Feature | Cassandra |
Data Model | Column-Family |
Scalability | Very High |
Performance | High |
Best Use Case | Distributed Systems |
3. Redis – Best for Caching & Real-Time Processing
Redis is an in-memory key-value store that provides ultra-low latency and high-speed performance. Used by companies like GitHub, Stack Overflow, and Twitter, Redis is particularly effective for caching, session storage, and real-time analytics.
Key Features:
- In-memory key-value store.
- Ultra-low latency for high-speed applications.
- Supports transactions and pub/sub messaging.

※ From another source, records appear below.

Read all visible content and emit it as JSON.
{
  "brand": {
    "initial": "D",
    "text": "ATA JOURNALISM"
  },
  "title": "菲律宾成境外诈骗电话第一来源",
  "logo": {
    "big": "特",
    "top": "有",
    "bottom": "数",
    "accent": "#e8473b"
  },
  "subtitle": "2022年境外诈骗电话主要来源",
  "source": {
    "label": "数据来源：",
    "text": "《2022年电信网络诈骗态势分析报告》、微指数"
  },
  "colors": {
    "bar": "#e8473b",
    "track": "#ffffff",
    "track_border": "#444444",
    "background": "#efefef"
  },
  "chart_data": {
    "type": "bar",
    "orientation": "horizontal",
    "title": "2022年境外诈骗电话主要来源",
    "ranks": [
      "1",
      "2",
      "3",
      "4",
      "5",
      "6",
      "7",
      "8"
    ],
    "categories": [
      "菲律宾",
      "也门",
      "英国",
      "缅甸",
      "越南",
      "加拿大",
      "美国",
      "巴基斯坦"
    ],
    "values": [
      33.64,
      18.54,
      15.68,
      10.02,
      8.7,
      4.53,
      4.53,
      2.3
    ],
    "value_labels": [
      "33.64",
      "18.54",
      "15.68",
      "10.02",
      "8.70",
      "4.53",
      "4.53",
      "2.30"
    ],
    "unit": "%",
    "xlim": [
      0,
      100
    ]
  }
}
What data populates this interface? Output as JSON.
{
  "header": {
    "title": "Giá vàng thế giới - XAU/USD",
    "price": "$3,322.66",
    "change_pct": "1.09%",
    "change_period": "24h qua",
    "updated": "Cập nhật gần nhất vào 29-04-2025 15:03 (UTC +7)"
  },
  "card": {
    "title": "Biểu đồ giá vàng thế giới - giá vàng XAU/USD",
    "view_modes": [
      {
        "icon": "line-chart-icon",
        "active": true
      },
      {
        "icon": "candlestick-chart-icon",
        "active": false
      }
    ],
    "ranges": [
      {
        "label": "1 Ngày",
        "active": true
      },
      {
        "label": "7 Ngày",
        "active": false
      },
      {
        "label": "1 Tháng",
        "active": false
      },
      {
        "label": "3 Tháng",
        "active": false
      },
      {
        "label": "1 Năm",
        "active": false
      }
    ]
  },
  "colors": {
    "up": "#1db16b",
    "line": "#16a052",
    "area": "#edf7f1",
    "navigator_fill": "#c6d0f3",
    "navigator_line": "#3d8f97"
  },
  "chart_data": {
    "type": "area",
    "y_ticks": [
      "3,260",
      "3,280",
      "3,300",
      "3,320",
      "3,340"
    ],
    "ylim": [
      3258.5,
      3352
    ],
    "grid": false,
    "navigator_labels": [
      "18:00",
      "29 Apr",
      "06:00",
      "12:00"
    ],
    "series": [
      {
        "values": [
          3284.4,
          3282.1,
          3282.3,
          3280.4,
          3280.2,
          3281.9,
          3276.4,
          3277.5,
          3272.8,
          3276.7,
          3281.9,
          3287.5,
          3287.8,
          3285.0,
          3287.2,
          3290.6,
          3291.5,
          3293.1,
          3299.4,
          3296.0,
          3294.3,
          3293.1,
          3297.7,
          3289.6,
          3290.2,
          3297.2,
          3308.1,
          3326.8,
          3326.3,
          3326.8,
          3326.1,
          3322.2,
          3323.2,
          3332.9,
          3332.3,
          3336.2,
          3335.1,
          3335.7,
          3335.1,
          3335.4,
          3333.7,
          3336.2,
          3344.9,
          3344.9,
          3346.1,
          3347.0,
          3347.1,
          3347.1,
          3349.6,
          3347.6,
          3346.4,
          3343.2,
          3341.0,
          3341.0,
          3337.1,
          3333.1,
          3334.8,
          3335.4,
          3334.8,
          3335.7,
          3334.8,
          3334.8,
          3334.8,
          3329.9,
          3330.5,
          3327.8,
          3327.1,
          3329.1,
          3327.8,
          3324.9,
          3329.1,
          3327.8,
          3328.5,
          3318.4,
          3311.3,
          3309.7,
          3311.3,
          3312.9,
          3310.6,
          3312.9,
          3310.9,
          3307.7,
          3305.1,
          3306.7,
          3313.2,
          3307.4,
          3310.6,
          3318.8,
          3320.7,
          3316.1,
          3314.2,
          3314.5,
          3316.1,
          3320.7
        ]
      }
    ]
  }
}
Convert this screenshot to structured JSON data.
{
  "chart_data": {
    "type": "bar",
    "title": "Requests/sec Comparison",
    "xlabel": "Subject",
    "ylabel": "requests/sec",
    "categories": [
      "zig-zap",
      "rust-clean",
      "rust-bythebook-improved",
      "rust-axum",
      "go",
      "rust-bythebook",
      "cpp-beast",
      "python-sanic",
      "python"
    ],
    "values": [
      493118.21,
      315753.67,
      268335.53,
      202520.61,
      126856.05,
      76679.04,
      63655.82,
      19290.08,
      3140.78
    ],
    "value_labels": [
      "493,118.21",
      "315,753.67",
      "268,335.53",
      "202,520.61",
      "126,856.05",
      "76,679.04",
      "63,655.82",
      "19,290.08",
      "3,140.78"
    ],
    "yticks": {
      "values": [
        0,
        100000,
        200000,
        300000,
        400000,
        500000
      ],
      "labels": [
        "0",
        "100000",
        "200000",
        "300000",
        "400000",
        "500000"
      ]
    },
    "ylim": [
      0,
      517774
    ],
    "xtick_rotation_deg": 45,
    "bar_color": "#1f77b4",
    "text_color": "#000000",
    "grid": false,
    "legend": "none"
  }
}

- High-performance caching for API responses.
Use Cases:
- Session management.
- Leaderboards in gaming applications.
- Caching for dynamic web applications.
Feature | Redis |
Data Model | Key-Value |
Scalability | Moderate |
Performance | Ultra-Low Latency |
Best Use Case | Caching & Real-Time Processing |
4. CouchDB – Best for Offline-First & Synchronization Features
CouchDB is an open-source NoSQL database optimized for offline-first applications, synchronization, and mobile solutions. Used by BBC, Credit Suisse, and NHS, CouchDB offers reliable multi-master replication.
Key Features:
- JSON-based document storage.
- Multi-master replication support.
- Provides automatic conflict resolution.
- RESTful HTTP API for seamless integration.
Use Cases:
- Mobile and offline-first applications.
- Distributed collaboration tools.
- Healthcare and financial services.
Feature | CouchDB |
Data Model | Document |
Scalability | Moderate |
Performance | Moderate |
Best Use Case | Offline Apps |
5. DynamoDB – Best for Fully Managed & Serverless Architectures
Amazon DynamoDB is a cloud-based NoSQL database offering seamless scalability and high availability. Used by Lyft, Airbnb, and Samsung, DynamoDB is fully managed and supports on-demand scaling.
Key Features:
- Fully managed NoSQL database by AWS.
- Auto-scaling and on-demand capacity provisioning.
- Built-in security, backup, and restore features.
- Integration with AWS ecosystem for enhanced performance.
Use Cases:
Feature | DynamoDB |
Data Model | Key-Value |
Scalability | High |
Performance | High |
Best Use Case | Cloud-Based Apps |
Takeaways
The best NoSQL databases for scalable web applications provide the flexibility, speed, and fault tolerance necessary to handle modern workloads. Whether you need high availability, low-latency caching, or distributed architecture, there’s a NoSQL database suited for your application.
Understanding your business needs and application requirements will help you choose the best NoSQL database for scalable web applications, ensuring optimal performance and reliability.
Ready to implement the right NoSQL solution? Start experimenting with these databases today and scale your web applications effectively!